Setor produtivo e parlamentares afirmam que alteração na tributação pode elevar custos do Polo Industrial; reação pode chegar à Justiça
Manaus – A Receita Federal abriu uma nova frente de tensão com a Zona Franca de Manaus ao reduzir o alcance da alíquota zero de PIS e Cofins nas vendas feitas por fornecedores de outros estados ao Polo Industrial de Manaus (PIM).
A mudança preocupa o setor produtivo e a bancada federal do Amazonas.
Embora a conta nasça fora do estado, ela pode chegar às fábricas embutida no preço dos insumos.
Por isso, a repercussão negativa mudou o centro do debate.
A pergunta agora não é apenas quanto a medida pode prejudicar o PIM. A dúvida também envolve quanto tempo o governo permitirá que a Receita Federal sustente uma interpretação vista no Amazonas como contrária ao discurso oficial de proteção ao modelo Zona Franca.
Cerco
A indústria amazonense e a bancada federal começaram a pressionar o governo pela revisão da medida.
O argumento do setor produtivo é direto.
O incentivo não foi criado para beneficiar empresas do Sul e do Sudeste.

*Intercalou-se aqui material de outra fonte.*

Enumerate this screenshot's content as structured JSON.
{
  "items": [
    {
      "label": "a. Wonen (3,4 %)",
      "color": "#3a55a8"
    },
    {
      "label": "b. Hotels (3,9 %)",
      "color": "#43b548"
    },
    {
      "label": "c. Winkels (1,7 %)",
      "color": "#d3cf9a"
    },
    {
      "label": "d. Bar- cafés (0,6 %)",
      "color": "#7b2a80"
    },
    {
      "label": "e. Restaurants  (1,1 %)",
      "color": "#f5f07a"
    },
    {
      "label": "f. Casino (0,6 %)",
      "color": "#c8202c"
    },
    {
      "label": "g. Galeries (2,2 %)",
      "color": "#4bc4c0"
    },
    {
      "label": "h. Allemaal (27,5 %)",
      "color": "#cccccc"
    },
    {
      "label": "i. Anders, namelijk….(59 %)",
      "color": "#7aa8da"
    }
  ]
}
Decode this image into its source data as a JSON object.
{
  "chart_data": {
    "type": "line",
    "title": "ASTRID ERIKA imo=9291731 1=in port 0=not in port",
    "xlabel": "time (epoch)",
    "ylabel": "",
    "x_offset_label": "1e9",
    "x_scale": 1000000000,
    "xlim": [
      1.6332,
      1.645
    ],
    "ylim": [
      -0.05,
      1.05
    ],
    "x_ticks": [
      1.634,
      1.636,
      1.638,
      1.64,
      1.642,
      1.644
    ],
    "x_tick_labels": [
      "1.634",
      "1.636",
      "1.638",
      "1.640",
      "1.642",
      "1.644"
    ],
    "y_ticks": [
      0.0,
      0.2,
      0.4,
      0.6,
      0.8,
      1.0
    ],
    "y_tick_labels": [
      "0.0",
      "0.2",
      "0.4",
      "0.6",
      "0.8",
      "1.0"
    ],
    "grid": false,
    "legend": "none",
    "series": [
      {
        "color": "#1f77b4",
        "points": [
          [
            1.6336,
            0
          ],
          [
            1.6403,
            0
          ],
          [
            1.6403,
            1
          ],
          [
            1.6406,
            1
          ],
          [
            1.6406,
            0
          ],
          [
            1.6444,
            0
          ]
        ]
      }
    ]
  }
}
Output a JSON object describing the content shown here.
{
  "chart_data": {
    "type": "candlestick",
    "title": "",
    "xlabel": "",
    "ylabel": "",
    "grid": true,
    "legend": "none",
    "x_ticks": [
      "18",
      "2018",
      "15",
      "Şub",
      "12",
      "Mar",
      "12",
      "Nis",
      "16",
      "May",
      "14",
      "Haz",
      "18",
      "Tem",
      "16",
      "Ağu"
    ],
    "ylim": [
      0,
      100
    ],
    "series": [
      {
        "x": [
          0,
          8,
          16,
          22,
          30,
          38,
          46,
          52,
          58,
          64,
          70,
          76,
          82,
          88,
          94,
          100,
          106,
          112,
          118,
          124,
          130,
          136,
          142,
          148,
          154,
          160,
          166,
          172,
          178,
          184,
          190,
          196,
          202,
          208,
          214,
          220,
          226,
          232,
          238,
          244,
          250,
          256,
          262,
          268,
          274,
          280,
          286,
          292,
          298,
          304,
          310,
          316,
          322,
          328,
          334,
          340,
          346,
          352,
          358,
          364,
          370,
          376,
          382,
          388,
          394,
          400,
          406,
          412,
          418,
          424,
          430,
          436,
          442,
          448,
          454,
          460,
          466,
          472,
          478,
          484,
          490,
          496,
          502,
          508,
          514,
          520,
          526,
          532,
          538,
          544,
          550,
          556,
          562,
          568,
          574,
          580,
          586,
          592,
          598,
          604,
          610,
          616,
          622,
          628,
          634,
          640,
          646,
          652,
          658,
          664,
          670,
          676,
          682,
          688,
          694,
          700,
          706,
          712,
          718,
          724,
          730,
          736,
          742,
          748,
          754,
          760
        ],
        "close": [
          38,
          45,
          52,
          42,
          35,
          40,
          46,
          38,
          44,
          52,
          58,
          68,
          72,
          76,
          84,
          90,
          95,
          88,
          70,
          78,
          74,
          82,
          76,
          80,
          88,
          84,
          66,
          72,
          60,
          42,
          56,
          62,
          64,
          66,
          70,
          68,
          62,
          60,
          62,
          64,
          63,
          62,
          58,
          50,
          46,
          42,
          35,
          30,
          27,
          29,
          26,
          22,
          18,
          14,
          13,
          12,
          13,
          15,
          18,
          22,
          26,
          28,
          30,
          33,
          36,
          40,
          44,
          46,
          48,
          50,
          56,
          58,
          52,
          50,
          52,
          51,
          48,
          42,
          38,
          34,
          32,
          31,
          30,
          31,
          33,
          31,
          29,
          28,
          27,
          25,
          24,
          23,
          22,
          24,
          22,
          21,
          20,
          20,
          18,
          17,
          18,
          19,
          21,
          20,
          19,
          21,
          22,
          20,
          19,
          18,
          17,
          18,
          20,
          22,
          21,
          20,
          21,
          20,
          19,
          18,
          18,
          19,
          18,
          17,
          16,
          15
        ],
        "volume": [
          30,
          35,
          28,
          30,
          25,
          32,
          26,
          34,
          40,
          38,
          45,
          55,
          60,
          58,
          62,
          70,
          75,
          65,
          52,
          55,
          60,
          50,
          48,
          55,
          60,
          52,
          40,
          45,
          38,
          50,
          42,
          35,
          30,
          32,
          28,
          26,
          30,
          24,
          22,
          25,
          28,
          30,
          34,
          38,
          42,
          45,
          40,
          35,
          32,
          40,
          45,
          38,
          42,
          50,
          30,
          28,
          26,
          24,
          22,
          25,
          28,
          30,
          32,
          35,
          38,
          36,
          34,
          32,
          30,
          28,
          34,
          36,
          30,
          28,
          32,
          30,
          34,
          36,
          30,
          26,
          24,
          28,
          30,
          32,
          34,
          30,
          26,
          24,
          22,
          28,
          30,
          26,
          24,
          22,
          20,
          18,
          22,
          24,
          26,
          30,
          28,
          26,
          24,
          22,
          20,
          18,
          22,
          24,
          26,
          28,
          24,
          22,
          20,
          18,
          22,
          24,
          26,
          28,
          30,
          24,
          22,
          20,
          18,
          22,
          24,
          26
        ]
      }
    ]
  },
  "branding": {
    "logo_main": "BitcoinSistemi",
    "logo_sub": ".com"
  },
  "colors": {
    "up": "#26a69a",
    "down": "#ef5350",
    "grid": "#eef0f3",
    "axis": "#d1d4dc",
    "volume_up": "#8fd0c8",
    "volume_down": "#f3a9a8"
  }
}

No entanto, ele ajuda a manter competitiva a produção instalada na Amazônia.
Sem recuo da Receita Federal, a reação deve chegar aos tribunais.
Anzol
Wilson Lima (União) escolheu um dos maiores contingentes organizados do interior para reforçar sua pré-campanha ao Senado.
Nesta semana, ele reuniu representantes da pesca de 59 municípios e se apresentou como candidato da categoria.
O eleitorado da pesca está espalhado pelas calhas dos rios.
Além disso, possui poder de mobilização em diferentes regiões do interior do Amazonas.
Gargalo
As lideranças da pesca levaram ao ex-governador uma demanda menos vistosa, porém mais urgente.
Mais do que barcos, motores ou fábricas de gelo, o setor cobra documentação.
Sem registro profissional atualizado e, em alguns casos, sem documentos civis, pescadores ficam impedidos de acessar o seguro-defeso e outros benefícios federais.
Assim, a regularização documental virou uma das principais reivindicações da categoria.
Curioso
Um detalhe chamou atenção no encontro de Wilson Lima com os pescadores.
A reunião contou com a presença do deputado licenciado Silas Câmara (Republicanos).
Silas está temporariamente afastado da cadeira na Câmara Federal para atuar como coordenador da pré-campanha de Omar Aziz (PSD) ao Governo do Amazonas.
O detalhe político está no tabuleiro eleitoral.
Omar terá como rival nas urnas o governador Roberto Cidade (União), aliado de Wilson Lima.
Prejuízo
A Polícia Civil calcula ter retirado R$ 132,2 milhões do caixa do narcotráfico no primeiro semestre.
No período, as forças de segurança apreenderam 6,8 toneladas de drogas.
Os números mostram que o combate às facções também passa pelo bolso.
Afinal, menos droga em circulação significa menos dinheiro para financiar armas, logística e expansão territorial.
Rota
Uma das maiores apreensões do período expôs novamente o Rio Negro como corredor do tráfico internacional.
Em fevereiro, uma tonelada de skunk foi interceptada durante uma operação policial.
A ação prendeu três homens.
Entre eles estava um colombiano apontado como responsável pelo transporte da droga pela região.
Legado
Com quase R$ 200 milhões circulando em poucos dias, o Festival de Parintins reafirmou sua força econômica.
No entanto, o deputado Comandante Dan levantou uma pergunta que sempre retorna após a saída dos visitantes da ilha.
Quanto dessa riqueza permanece em saúde, educação, mobilidade e qualidade de vida para quem mora em Parintins?
Calendário
Para Comandante Dan, Parintins precisa parar de depender de um único fim de semana para atrair turistas.
A proposta é usar o festival como vitrine para construir uma agenda permanente.
Essa agenda incluiria eventos culturais, gastronômicos, esportivos e de ecoturismo.
Com isso, o município poderia transformar a força do festival em desenvolvimento econômico mais constante ao longo do ano.